Black History Month Reflections:Race and Health

Kiame Mahaniah, MD,

Chief Medical Officer of Lynn Community Health Center

 

Race, despite being 300 years removed from emancipation, despite being 50 years removed from the Civil Rights era, despite being 7 years into the presidency of our first president with black heritage, continues to be a defining feature of life in America. From a physician’s perspective, a saddening fact is that race also defines health.

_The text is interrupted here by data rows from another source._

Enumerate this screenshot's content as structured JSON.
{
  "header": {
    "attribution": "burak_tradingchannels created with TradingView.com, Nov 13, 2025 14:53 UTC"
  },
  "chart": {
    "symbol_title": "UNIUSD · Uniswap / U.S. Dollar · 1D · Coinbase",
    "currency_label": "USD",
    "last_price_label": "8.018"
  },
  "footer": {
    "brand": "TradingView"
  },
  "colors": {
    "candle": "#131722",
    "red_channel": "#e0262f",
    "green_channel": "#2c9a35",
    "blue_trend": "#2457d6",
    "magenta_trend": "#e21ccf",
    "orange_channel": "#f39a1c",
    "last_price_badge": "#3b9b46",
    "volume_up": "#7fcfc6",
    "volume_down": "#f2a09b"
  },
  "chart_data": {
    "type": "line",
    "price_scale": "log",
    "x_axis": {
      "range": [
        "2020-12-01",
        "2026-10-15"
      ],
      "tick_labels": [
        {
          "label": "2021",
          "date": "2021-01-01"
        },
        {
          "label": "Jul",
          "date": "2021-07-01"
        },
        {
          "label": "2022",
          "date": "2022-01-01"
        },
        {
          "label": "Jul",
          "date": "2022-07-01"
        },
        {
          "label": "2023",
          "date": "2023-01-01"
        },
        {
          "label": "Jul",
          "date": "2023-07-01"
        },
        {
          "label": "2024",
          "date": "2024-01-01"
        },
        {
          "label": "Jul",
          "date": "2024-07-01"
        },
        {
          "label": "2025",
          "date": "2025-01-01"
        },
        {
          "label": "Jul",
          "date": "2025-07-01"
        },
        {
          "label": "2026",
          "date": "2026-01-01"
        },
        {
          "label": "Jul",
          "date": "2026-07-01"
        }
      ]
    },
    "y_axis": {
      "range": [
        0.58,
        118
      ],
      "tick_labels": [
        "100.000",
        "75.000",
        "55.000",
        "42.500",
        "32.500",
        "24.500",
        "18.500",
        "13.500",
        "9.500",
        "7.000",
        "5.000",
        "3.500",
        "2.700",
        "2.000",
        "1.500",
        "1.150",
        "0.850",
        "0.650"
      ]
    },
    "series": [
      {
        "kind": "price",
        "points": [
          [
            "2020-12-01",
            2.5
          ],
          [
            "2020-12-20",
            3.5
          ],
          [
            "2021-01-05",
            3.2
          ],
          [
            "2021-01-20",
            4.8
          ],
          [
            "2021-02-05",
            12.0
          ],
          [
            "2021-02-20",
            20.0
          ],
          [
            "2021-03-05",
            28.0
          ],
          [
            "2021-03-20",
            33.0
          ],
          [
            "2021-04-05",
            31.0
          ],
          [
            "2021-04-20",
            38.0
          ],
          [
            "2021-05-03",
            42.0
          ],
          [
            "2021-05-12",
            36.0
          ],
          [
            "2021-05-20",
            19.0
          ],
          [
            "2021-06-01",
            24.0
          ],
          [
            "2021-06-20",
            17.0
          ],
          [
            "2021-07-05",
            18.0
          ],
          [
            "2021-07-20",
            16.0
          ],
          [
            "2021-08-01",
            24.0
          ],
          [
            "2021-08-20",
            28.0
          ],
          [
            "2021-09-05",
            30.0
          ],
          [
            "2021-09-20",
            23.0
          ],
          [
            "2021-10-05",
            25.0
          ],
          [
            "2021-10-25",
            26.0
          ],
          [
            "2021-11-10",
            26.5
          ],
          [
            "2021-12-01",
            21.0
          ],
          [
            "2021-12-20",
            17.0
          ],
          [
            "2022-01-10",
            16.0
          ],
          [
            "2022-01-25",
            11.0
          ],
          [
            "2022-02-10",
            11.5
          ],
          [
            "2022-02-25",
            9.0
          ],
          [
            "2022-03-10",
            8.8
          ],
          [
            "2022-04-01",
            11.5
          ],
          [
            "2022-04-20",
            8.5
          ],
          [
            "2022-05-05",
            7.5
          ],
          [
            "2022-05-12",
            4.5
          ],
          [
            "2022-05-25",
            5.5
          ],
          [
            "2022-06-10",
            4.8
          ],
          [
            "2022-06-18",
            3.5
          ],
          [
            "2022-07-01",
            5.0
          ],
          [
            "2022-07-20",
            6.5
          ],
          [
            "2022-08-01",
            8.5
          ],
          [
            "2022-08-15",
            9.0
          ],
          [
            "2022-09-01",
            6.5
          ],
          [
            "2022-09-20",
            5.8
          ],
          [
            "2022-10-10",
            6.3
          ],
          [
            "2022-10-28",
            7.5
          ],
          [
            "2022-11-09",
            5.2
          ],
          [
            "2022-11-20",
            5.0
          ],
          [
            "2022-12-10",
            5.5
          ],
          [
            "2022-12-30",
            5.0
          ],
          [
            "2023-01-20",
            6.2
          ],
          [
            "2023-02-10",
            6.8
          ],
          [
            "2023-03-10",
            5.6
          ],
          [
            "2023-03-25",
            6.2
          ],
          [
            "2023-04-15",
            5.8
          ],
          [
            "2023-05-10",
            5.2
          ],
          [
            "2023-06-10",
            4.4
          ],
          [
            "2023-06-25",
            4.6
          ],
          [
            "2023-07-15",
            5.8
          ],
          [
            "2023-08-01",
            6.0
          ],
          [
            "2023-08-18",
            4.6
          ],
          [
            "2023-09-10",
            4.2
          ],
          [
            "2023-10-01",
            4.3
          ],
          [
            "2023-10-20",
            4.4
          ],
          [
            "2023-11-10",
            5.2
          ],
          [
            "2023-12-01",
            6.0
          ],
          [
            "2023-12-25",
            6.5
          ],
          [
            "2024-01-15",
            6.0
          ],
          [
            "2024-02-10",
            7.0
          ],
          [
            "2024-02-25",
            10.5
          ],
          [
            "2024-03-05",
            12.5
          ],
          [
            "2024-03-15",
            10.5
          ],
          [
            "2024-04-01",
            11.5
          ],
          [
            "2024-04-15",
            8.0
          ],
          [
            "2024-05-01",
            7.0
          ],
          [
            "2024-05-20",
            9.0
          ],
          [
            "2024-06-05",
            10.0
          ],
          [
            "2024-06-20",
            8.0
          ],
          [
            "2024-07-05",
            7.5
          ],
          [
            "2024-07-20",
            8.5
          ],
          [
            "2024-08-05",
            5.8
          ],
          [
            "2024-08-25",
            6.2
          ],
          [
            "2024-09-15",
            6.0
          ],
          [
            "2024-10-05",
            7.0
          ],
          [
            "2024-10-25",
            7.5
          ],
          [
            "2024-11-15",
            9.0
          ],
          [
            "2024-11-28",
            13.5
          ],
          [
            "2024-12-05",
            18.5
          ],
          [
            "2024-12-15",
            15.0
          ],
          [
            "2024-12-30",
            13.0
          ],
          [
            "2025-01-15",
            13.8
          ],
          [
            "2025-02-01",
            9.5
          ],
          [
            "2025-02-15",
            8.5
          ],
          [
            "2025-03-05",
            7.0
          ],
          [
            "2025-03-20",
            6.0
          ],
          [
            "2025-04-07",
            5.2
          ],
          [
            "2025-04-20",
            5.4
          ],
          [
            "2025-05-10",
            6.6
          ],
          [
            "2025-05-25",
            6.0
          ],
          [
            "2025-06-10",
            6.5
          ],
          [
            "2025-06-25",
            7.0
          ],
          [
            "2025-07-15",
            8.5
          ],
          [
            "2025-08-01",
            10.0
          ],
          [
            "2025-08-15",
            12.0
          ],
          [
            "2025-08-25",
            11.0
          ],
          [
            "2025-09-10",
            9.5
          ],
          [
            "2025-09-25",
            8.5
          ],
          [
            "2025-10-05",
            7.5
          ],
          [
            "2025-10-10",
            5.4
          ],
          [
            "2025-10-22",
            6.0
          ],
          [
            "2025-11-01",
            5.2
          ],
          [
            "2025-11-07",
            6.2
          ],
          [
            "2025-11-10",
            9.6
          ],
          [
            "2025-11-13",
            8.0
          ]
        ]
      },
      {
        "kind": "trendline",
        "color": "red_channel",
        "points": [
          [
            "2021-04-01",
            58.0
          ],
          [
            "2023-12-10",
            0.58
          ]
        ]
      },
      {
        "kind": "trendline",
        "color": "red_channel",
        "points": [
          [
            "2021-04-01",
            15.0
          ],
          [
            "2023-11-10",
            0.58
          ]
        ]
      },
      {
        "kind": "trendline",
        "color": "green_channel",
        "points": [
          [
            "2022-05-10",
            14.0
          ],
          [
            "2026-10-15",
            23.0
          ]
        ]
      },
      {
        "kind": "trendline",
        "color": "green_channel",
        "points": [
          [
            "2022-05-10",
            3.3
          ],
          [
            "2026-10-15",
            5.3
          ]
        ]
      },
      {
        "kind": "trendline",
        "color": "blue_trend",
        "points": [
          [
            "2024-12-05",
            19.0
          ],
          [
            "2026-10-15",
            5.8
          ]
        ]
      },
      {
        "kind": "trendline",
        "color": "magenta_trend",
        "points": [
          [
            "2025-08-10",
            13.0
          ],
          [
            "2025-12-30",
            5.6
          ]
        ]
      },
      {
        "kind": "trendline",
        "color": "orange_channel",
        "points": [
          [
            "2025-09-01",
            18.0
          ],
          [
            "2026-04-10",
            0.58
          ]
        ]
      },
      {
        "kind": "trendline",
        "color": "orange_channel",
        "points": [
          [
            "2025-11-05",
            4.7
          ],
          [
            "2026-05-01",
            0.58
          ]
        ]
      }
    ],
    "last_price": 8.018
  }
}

In 2002, at Congress’ behest, the Institute of Medicine (IOM) released a report that, amongst other shocking findings, documented disparities in the quality of care accessed by African Americans as compared to White Americans.   They posited several reasons.   Poverty is undeniably linked to lower outcomes in treatment of chronic diseases such as diabetes but also in rates of cancer detection and treatment.   Geography, in many ways, is destiny: where you live (not only which state or city but also which side of the tracks in a town) dramatically influences the quality of the care to which you have access and that you receive. Linguisticand cultural barriers also contribute to the disparity, not to mention a patient’s mistrust of the healthcare system.

Yet, even when controlling for income, social class and level of education, clinical outcomes were poorer amongst African Americans. One of the most striking studies showed that, for the same symptoms objectively calling for heart surgery, doctors recommended surgery less often for African Americans. Particularly disturbing was how often African American women did not get the appropriate recommendation. In medicine, as in many other parts of our society, being black, female and poor is a reverse trifecta.

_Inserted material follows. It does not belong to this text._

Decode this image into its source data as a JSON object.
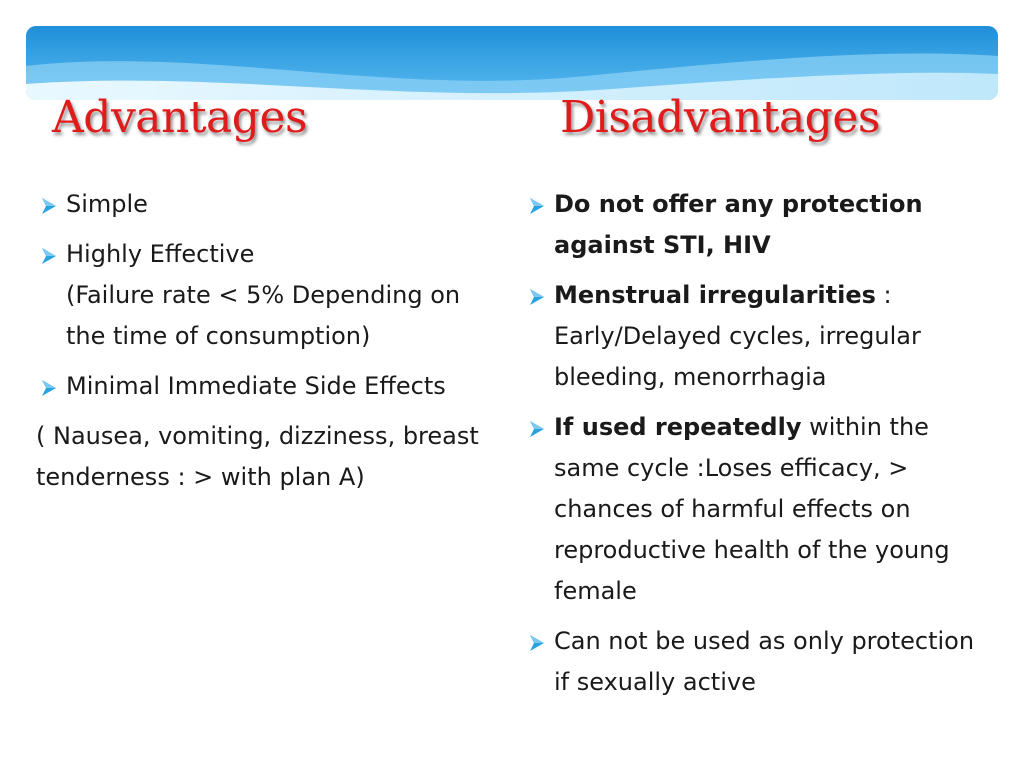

Unfortunately, despite the robust nature of the data that underlies the IOM report, disparities continue today. Health disparities are not limited to African Americans or black communities. Being poor leads to disparities as well as not being fluent in English, being Latino and, for some measures, being a woman. In short, the provision of health care does not escape the fact that we live in a society that has a strong history of discrimination against particular physical attributes, whether because of ingrained system or individual bias.

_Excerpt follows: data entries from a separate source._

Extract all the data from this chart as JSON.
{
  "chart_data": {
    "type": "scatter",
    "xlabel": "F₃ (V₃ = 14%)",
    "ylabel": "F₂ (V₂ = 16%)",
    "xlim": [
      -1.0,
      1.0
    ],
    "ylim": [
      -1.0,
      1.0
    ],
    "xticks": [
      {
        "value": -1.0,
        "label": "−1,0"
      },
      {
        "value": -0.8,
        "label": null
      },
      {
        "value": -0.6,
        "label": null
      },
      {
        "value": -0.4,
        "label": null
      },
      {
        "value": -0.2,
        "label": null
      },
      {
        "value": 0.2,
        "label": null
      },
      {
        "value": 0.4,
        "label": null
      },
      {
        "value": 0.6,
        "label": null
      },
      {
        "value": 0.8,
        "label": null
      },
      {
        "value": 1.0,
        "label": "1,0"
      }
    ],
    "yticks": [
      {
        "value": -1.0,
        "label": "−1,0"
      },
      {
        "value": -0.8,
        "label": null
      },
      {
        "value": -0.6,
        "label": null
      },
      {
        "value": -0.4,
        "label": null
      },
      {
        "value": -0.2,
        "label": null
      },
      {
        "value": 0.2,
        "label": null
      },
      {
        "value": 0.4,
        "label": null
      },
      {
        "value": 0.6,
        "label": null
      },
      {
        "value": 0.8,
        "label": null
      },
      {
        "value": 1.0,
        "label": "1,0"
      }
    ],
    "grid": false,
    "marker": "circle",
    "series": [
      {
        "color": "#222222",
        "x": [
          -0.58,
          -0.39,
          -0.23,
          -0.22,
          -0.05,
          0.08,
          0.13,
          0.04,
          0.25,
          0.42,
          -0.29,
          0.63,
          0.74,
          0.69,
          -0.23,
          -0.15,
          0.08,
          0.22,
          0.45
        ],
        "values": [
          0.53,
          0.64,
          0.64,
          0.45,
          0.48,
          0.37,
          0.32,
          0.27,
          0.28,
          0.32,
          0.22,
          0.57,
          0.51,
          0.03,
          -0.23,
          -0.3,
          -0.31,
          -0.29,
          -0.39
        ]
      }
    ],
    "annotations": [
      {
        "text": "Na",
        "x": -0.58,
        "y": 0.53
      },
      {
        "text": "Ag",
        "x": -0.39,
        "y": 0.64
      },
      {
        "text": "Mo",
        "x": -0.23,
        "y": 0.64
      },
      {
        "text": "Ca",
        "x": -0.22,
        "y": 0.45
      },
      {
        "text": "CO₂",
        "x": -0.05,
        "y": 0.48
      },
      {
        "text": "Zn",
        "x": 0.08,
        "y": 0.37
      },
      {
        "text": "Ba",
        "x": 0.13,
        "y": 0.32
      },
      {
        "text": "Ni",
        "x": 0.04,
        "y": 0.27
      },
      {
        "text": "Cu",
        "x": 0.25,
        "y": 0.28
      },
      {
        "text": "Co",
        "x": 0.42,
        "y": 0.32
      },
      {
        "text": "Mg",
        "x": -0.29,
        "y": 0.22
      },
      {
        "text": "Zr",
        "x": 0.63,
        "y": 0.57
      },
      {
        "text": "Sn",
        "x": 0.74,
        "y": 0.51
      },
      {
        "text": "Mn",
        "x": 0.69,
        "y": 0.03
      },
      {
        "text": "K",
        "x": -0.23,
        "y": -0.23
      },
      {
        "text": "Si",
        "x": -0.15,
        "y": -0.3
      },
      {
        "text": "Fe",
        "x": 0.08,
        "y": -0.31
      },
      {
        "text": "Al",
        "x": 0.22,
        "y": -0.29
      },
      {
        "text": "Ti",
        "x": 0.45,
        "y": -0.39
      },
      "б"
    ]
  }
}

As citizens, we carry a responsibility for our society.   Whether conservative or liberal, we would all like the more impersonal aspects of the system to be fair. Should you die a more painful death simply because you live in Lynn instead of Brookline? Should your child suffer and die from an asthma complication only because you are black? Most of us would passionately argue that such differences are not consistent with the America we want for ourselves, for our children, for posterity. It’s up to us, individually and collectively, to fight the causes of those disparities.

Justice does not roll down like waters by itself; it needs agents, supporters fighting for the cause.   What will you be doing in the next five minutes, in the next month, or the next year to promote fairness and eliminate disparities?